Table of Contents
- Prerequisites
- Step 1: Install Python and Additional Dependencies
- Step 2: Install WebUI and ModelScope
- Step 3: Configure Nginx as a Reverse Proxy to Access WebUI
- Step 4: Configure Stable Diffusion WebUI
- Step 5: Run the Stable Diffusion WebUI
- Step 6: Access WebUI and Generate Videos using ModelScope
- Conclusion
In the rapidly evolving world of AI and machine learning, generating videos from textual descriptions is no longer confined to the realms of science fiction. Thanks to advancements in generative models, it is now possible to create detailed, dynamic videos based solely on a few lines of text. One of the most exciting developments in this area comes from HuggingFace’s ModelScope, featuring the Text2Video Diffusion Model. This model leverages the power of diffusion techniques to transform written narratives into captivating visual stories.
In this guide, we’ll show you how to use the Text2Video Diffusion Model to generate videos from text.
Prerequisites
Before proceeding, ensure you have the following:
- An Atlantic.Net Cloud GPU server running Ubuntu 24.04, equipped with an NVIDIA A100 GPU with at least 20 GB of GPU RAM.
- CUDA Toolkit and cuDNN Installed.
- Root or sudo privileges.
Step 1: Install Python and Additional Dependencies
The default Python version in Ubuntu 24.04 (Python 3.12) is incompatible with HuggingFace requirements. You’ll need to install Python 3.10:
Add the Python repository.
add-apt-repository ppa:deadsnakes/ppa
Update the package index.
apt update -y
Install Python 3.10 and essential libraries.

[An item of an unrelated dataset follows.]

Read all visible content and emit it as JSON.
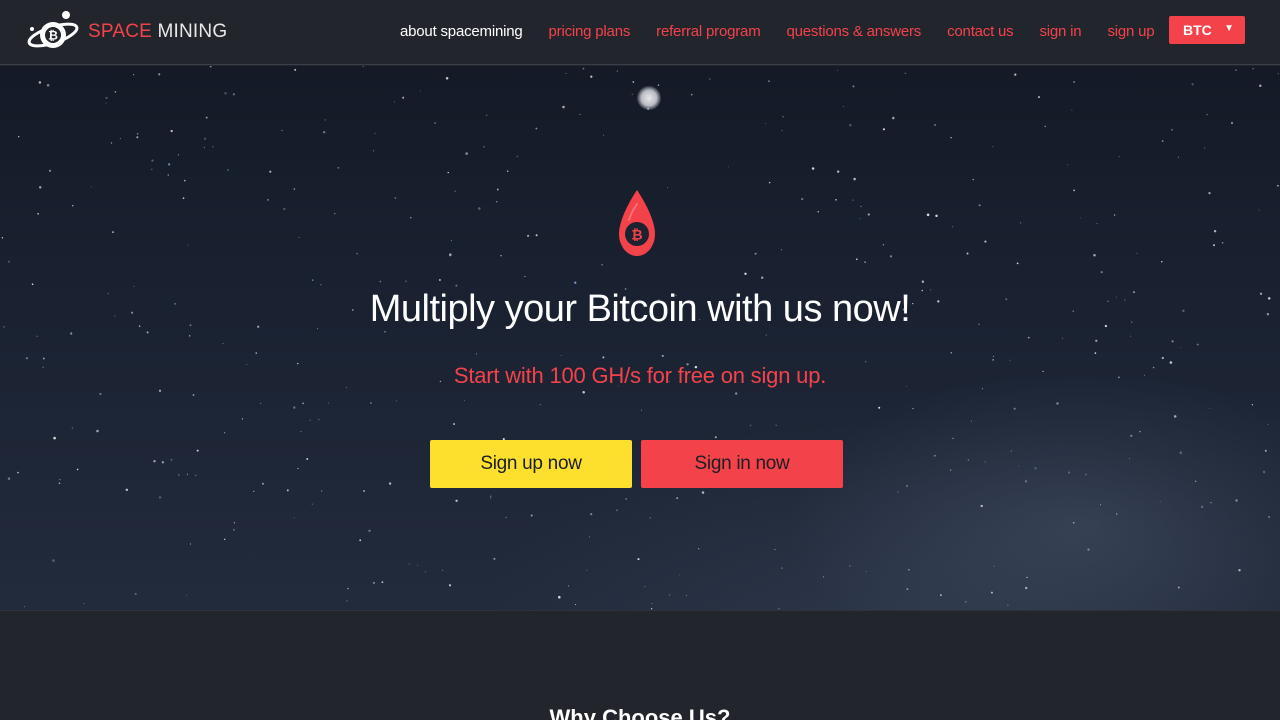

apt install python3.10 python3.10-venv python3.10-dev
apt install build-essential libssl-dev libffi-dev zlib1g-dev libbz2-dev libreadline-dev libsqlite3-dev wget curl llvm libncurses5-dev libncursesw5-dev xz-utils tk-dev libxml2-dev libxmlsec1-dev liblzma-dev
Step 2: Install WebUI and ModelScope
Install Git LFS for managing large files.
apt install git-lfs -y
Initialize Git LFS to use the WebUI and ModelScope repositories.
git lfs install
Clone the WebUI repository.
git clone https://github.com/AUTOMATIC1111/stable-diffusion-webui.git
Navigate to the new WebUI directory.
cd stable-diffusion-webui
Set the WebUI version to 1.7.0, which is compatible with ModelScope.
git reset --hard cf2772f
Create a directory structure to set up ModelScope files.
mkdir -p models/ModelScope/t2v
Switch to the t2v directory.
cd models/ModelScope/t2v
Download the latest ModelScope text-to-video model.
git clone https://huggingface.co/ali-vilab/modelscope-damo-text-to-video-synthesis .
Step 3: Configure Nginx as a Reverse Proxy to Access WebUI
By default, the WebUI is accessible on the localhost port 7860. To access the WebUI from an external network, you must configure Nginx as a reverse proxy.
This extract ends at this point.